L'Histoire consacrera la justesse de ce choix. La témérité de De Gaulle, soutenue par une analyse lucide des rapports de force planétaires, aura raison de la lâcheté des gouvernants de Vichy et les Français finiront par reconnaître la justesse de ses positions.
Mais pour l'heure, de Gaulle, général deux étoiles à titre provisoire, doit imposer sa légitimité et cela n'a rien d'évident, d'autant que le 3 juillet 1940, le Premier ministre britannique, bien que francophile dans l'âme, se résout à une décision crève-coeur : bombarder la flotte française cantonnée à Mers el-Kébir (Algérie) pour éviter qu'elle ne tombe aux mains des Allemands. Il s'ensuit la mort de 1300 soldats français.
L'opinion publique française s'indigne et à Londres, de Gaulle voit se tarir momentanément les ralliements. Le 2 août 1940, le gouvernement français le fait juger par contumace et condamner à mort.
Le général a heureusement la chance d'être soutenu par Churchill, en dépit des frictions entre leurs deux caractères.

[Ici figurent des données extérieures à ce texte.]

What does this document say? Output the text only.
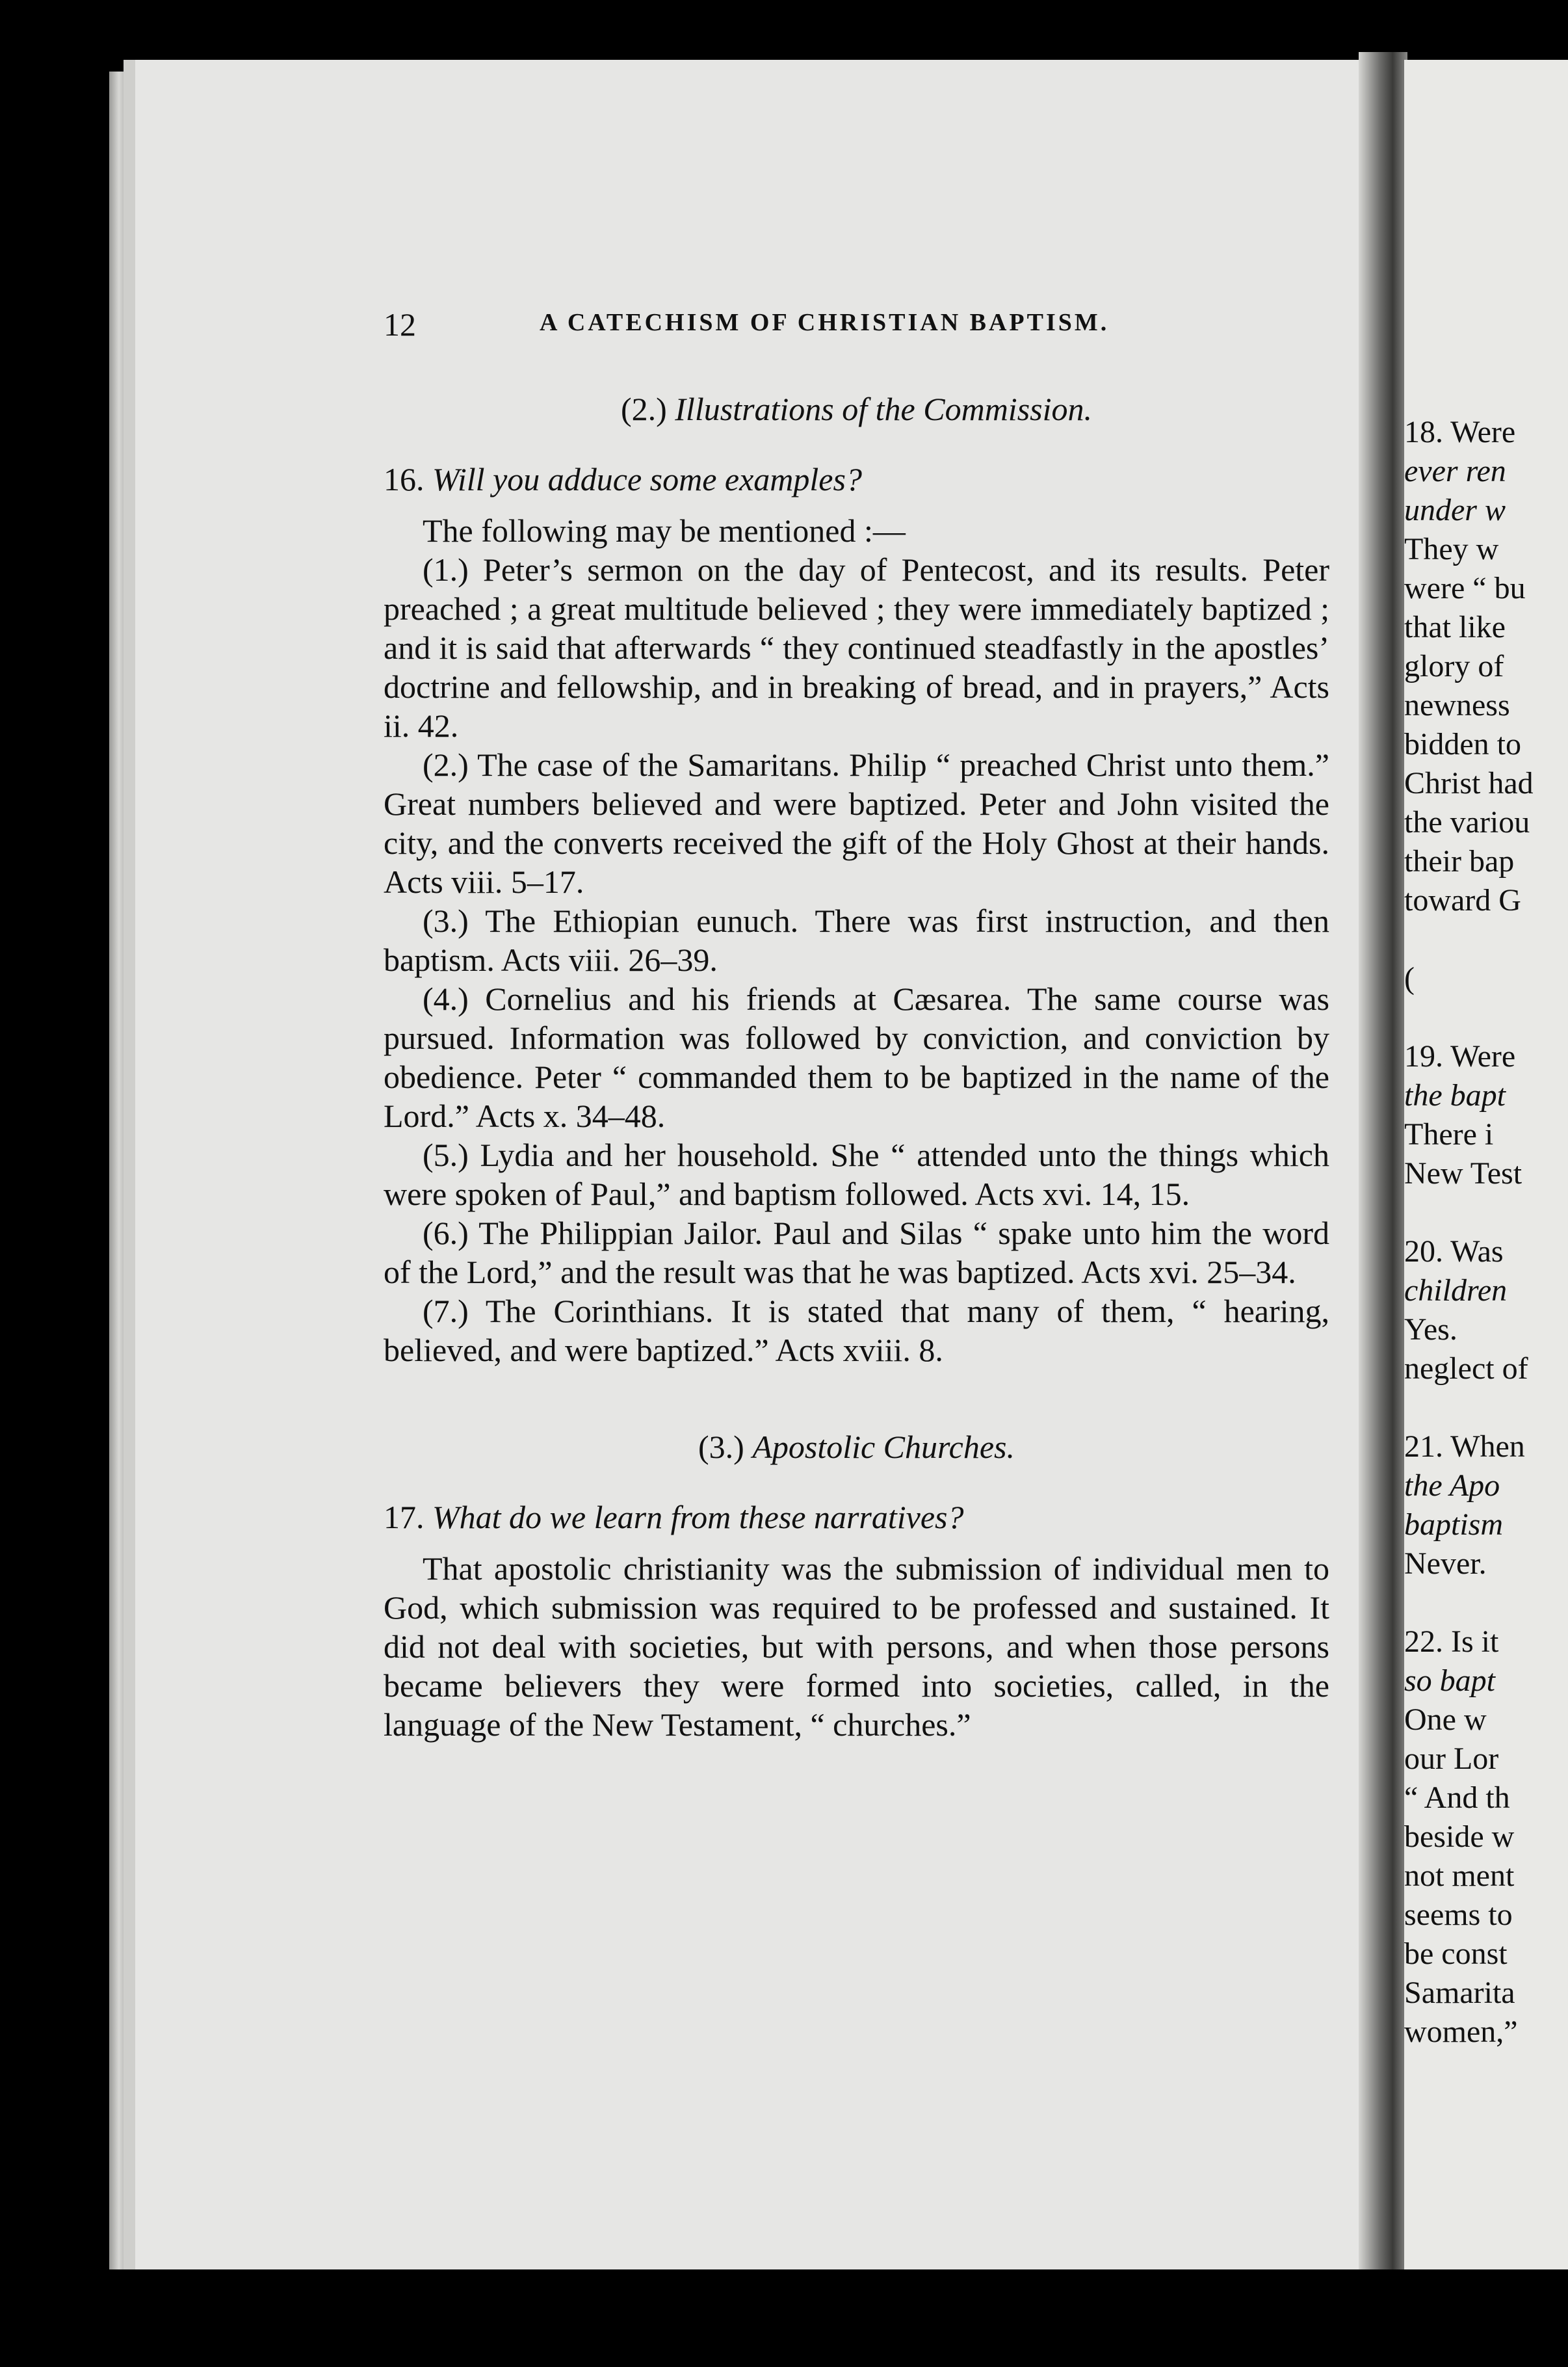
12	A CATECHISM OF CHRISTIAN BAPTISM.
(2.) Illustrations of the Commission.
16. Will you adduce some examples?

The following may be mentioned :—

(1.) Peter’s sermon on the day of Pentecost, and its results. Peter preached ; a great multitude believed ; they were immediately baptized ; and it is said that afterwards “ they continued steadfastly in the apostles’ doctrine and fellowship, and in breaking of bread, and in prayers,” Acts ii. 42.

(2.) The case of the Samaritans. Philip “ preached Christ unto them.” Great numbers believed and were baptized. Peter and John visited the city, and the converts received the gift of the Holy Ghost at their hands. Acts viii. 5–17.

(3.) The Ethiopian eunuch. There was first instruction, and then baptism. Acts viii. 26–39.

(4.) Cornelius and his friends at Cæsarea. The same course was pursued. Information was followed by conviction, and conviction by obedience. Peter “ commanded them to be baptized in the name of the Lord.” Acts x. 34–48.

(5.) Lydia and her household. She “ attended unto the things which were spoken of Paul,” and baptism followed. Acts xvi. 14, 15.

(6.) The Philippian Jailor. Paul and Silas “ spake unto him the word of the Lord,” and the result was that he was baptized. Acts xvi. 25–34.

(7.) The Corinthians. It is stated that many of them, “ hearing, believed, and were baptized.” Acts xviii. 8.

(3.) Apostolic Churches.
17. What do we learn from these narratives?

That apostolic christianity was the submission of individual men to God, which submission was required to be professed and sustained. It did not deal with societies, but with persons, and when those persons became believers they were formed into societies, called, in the language of the New Testament, “ churches.”

18. Were
ever ren
under w
They w
were “ bu
that like
glory of
newness
bidden to
Christ had
the variou
their bap
toward G
(
19. Were
the bapt
There i
New Test
20. Was
children
Yes.
neglect of
21. When
the Apo
baptism
Never.
22. Is it
so bapt
One w
our Lor
“ And th
beside w
not ment
seems to
be const
Samarita
women,”
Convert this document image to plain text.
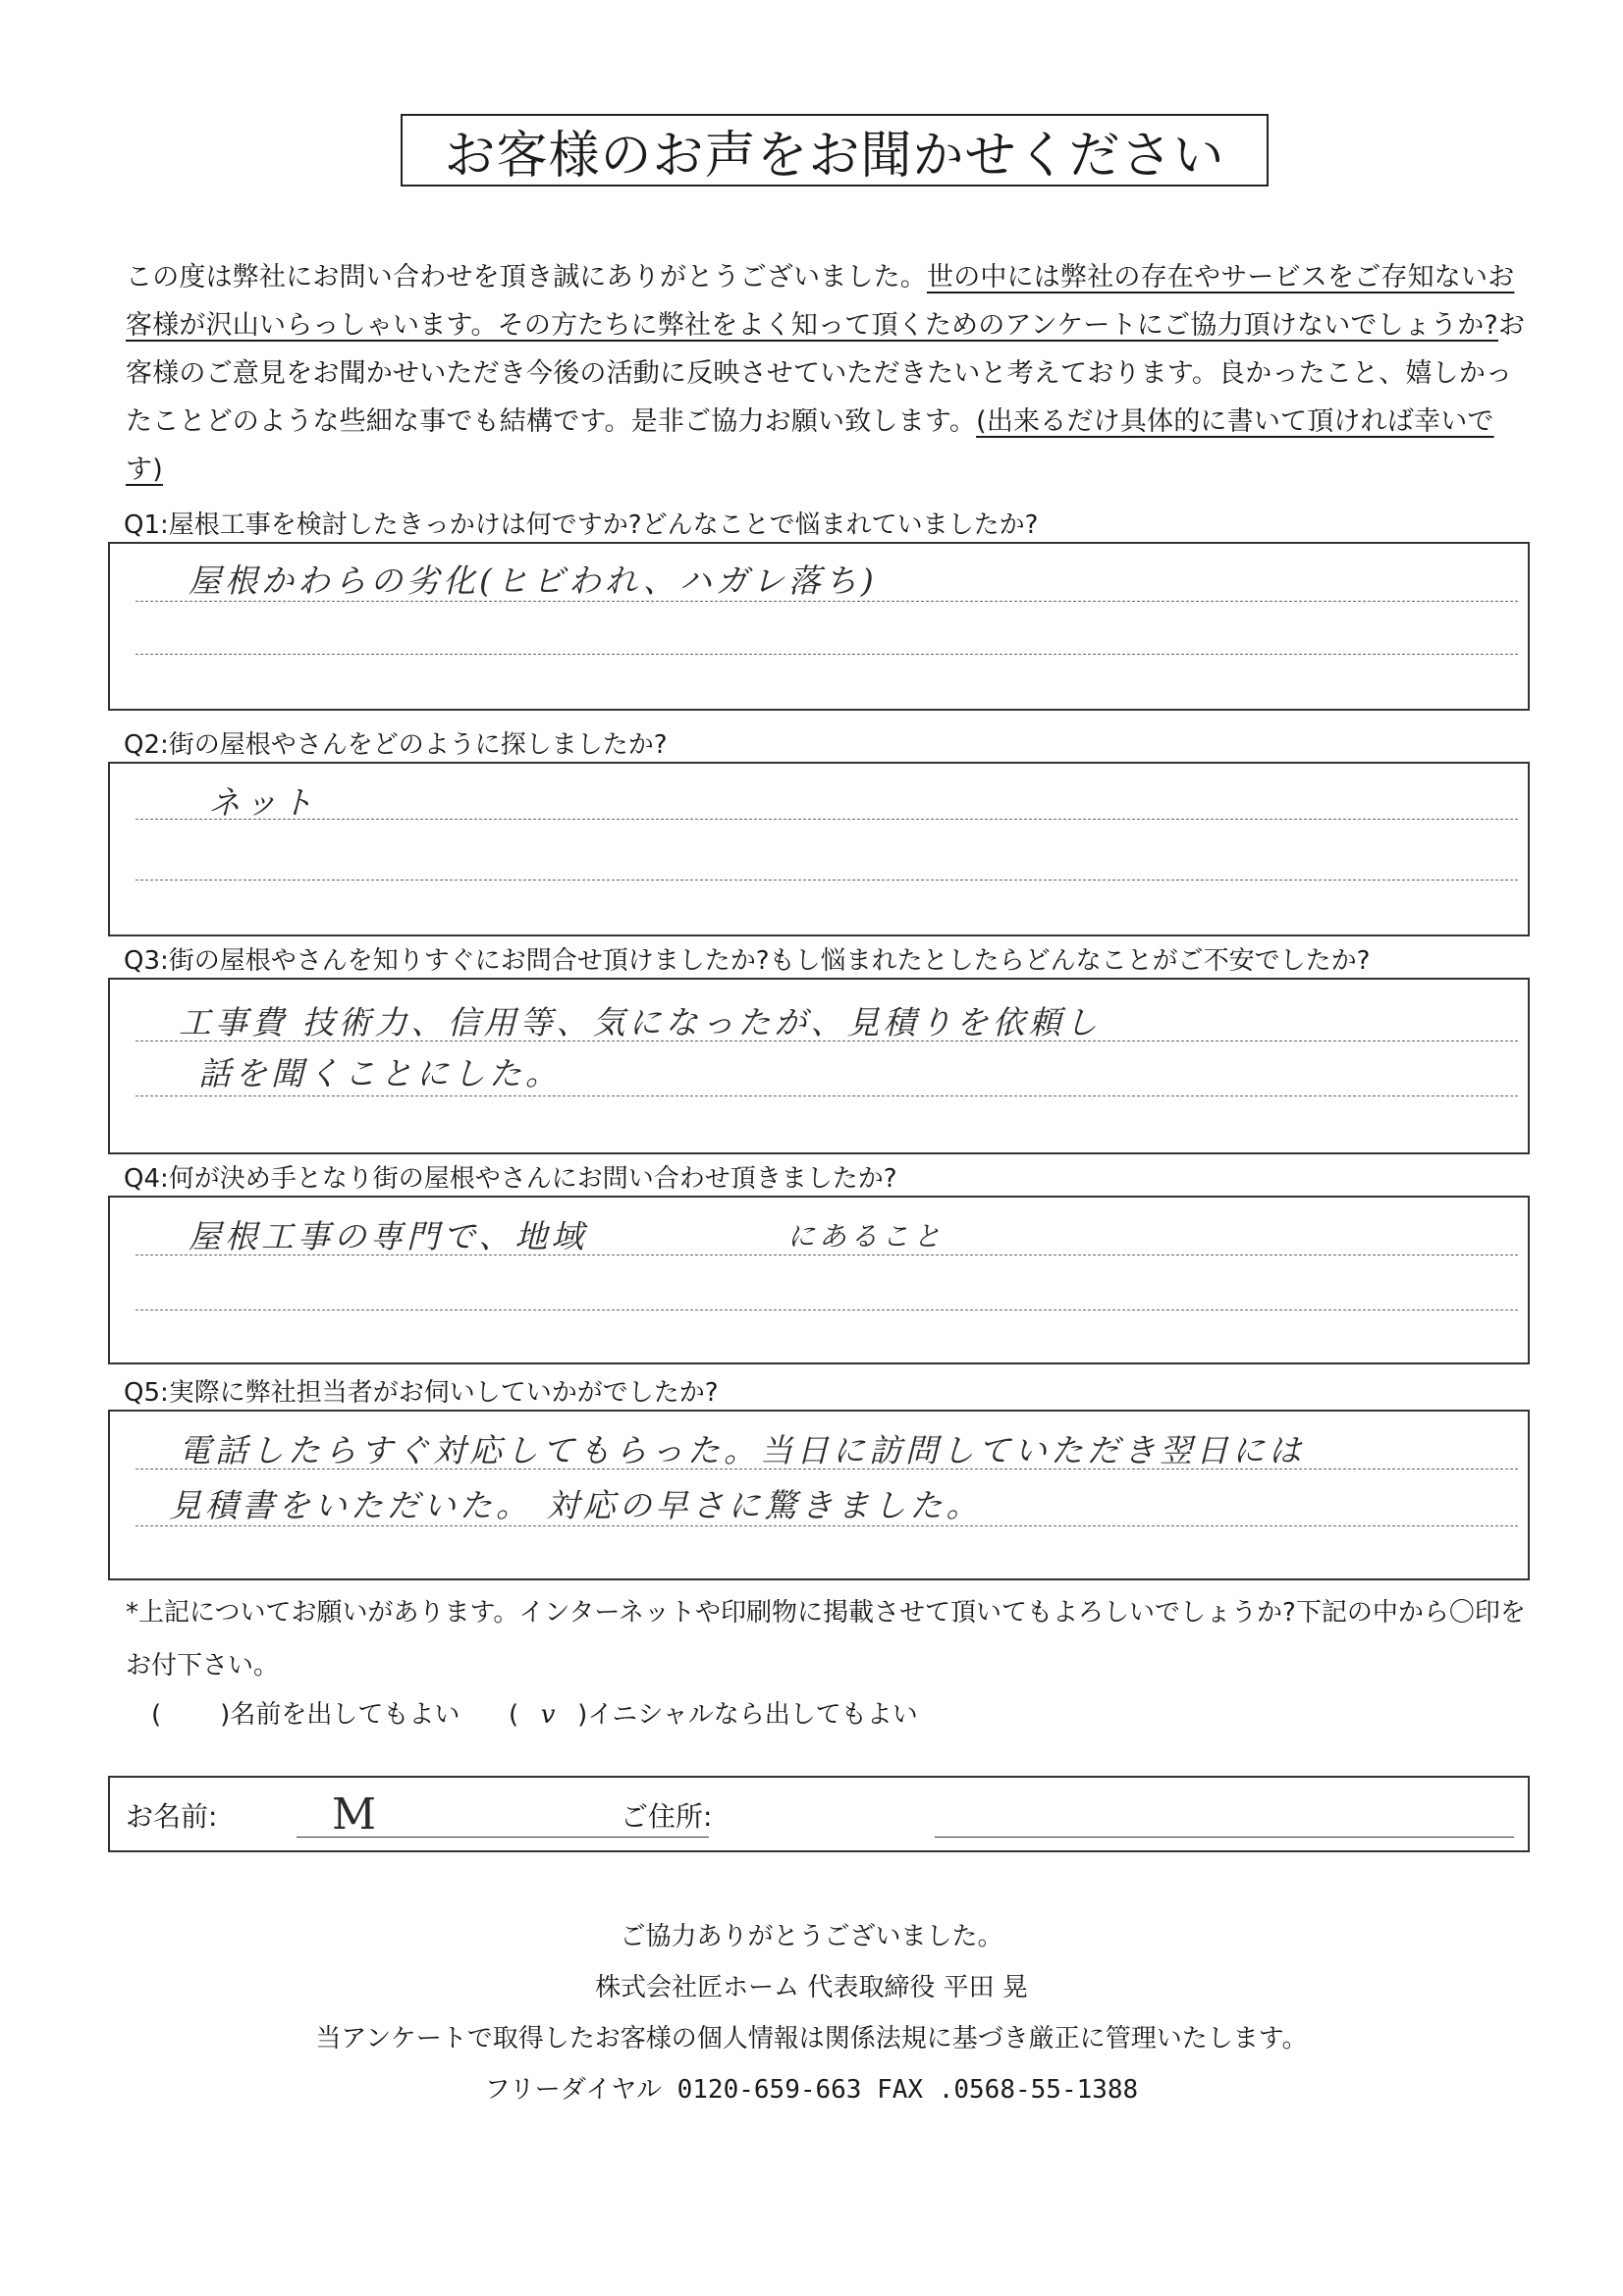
お客様のお声をお聞かせください
この度は弊社にお問い合わせを頂き誠にありがとうございました。世の中には弊社の存在やサービスをご存知ないお客様が沢山いらっしゃいます。その方たちに弊社をよく知って頂くためのアンケートにご協力頂けないでしょうか?お客様のご意見をお聞かせいただき今後の活動に反映させていただきたいと考えております。良かったこと、嬉しかったことどのような些細な事でも結構です。是非ご協力お願い致します。(出来るだけ具体的に書いて頂ければ幸いです)
Q1:屋根工事を検討したきっかけは何ですか?どんなことで悩まれていましたか?
屋根かわらの劣化(ヒビわれ、ハガレ落ち)
Q2:街の屋根やさんをどのように探しましたか?
ネット
Q3:街の屋根やさんを知りすぐにお問合せ頂けましたか?もし悩まれたとしたらどんなことがご不安でしたか?
工事費 技術力、信用等、気になったが、見積りを依頼し
話を聞くことにした。
Q4:何が決め手となり街の屋根やさんにお問い合わせ頂きましたか?
屋根工事の専門で、地域	にあること
Q5:実際に弊社担当者がお伺いしていかがでしたか?
電話したらすぐ対応してもらった。当日に訪問していただき翌日には
見積書をいただいた。 対応の早さに驚きました。
*上記についてお願いがあります。インターネットや印刷物に掲載させて頂いてもよろしいでしょうか?下記の中から〇印を
お付下さい。
( )名前を出してもよい ( v )イニシャルなら出してもよい
お名前:	M	ご住所:
ご協力ありがとうございました。
株式会社匠ホーム 代表取締役 平田 晃
当アンケートで取得したお客様の個人情報は関係法規に基づき厳正に管理いたします。
フリーダイヤル 0120-659-663 FAX .0568-55-1388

Bénéficiant de son aide financière, il peut fonder un Comité de la France libre et recruter quelques poignées de soldats évacués de Norvège.
Il tente aussi d'établir son autorité sur les colonies françaises d'Afrique. Le gouverneur du Tchad Félix Éboué est le premier à se rallier à lui, le 26 août 1940. Le Congo, le Cameroun et le Gabon sont entraînés peu après vers la France Libre.
Pour le reste, il se heurte à un échec humiliant devant Dakar les 23-25 septembre 1940. Pour la première et seule fois de sa vie, il songe alors au suicide mais il se ressaisit devant la détermination de ses hommes à poursuivre le combat et dès lors va suivre sans faillir ce qu'il pense être son destin.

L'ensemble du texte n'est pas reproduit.